RENEE MONTAGNE, HOST:

And with no primary opponent to worry about, President Obama's campaign had nearly a full year's head start for fundraising over Republican challenger Mitt Romney. But as NPR's S.V. Date reports, the president's advantage is rapidly disappearing.

S.V. DATE, BYLINE: Just one month after the start of the general election campaign, Mr. Obama has seen his financial cushion sliced in half. An $80 million cash-on-hand lead at the end of April was down to $45 million at the end of May, according to new Federal Election Commission filings. Romney did out-raise Obama in May. It was the first time he'd done so.

But Romney and his supporting superPAC also spent about a third of what team Obama spent on television ads, yet did not get drowned out on the airwaves. That's because Crossroads GPS and two other so-called social welfare groups spent $16 million on ads in the swing states, hammering Obama.

Karl Rove, Crossroads' co-founder, told Fox News the group is not a political committee, a distinction that allows it to keep its donors' names secret under tax rules.
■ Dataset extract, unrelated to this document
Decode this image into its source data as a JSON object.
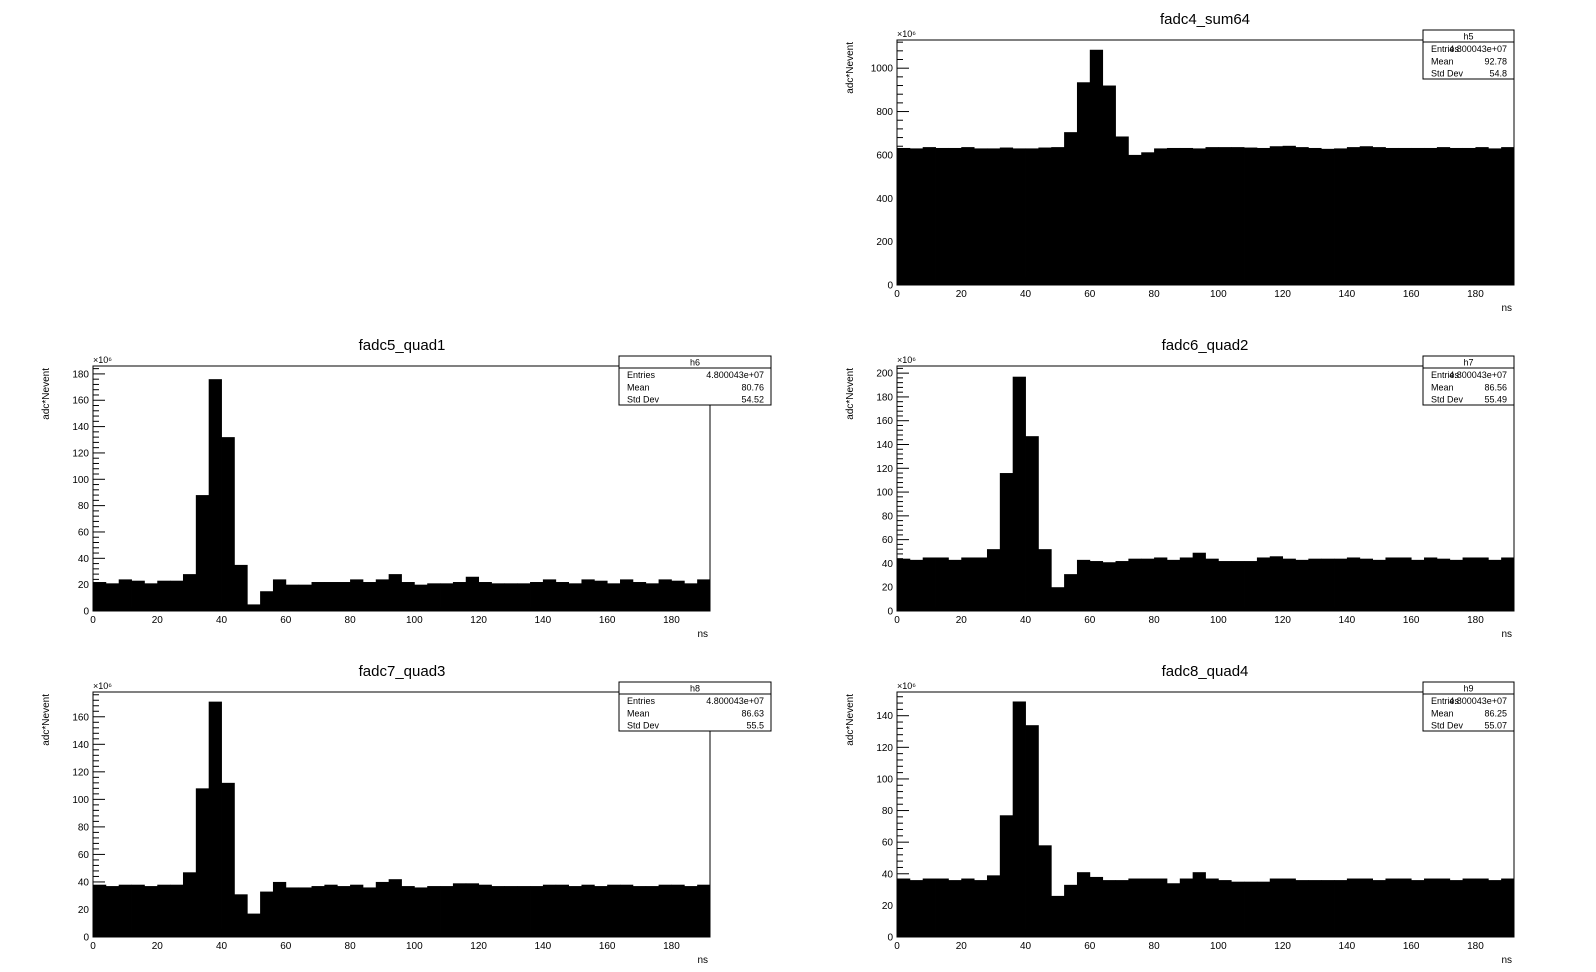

KARL ROVE: Well, it's a social welfare organization because it spends the vast preponderance of its money in furtherance of its social welfare goals.

ROBERT BAUER: It's a social welfare organization in his mind. That doesn't determine its status under the law.

DATE: That's Obama campaign lawyer Robert Bauer. He filed a complaint this week with the FEC, citing recent court rulings and asking that it declare Crossroads GPS to be a political committee. If that happens, it would eliminate an attractive feature for donors who want to influence the election, but do not want to alienate customers.

ROVE: Crossroads' IRS filings show it has raised $77 million. Nearly 90 percent of that came from donations of at least one million. It's not clear how many would continue to give if they believed their names would be public.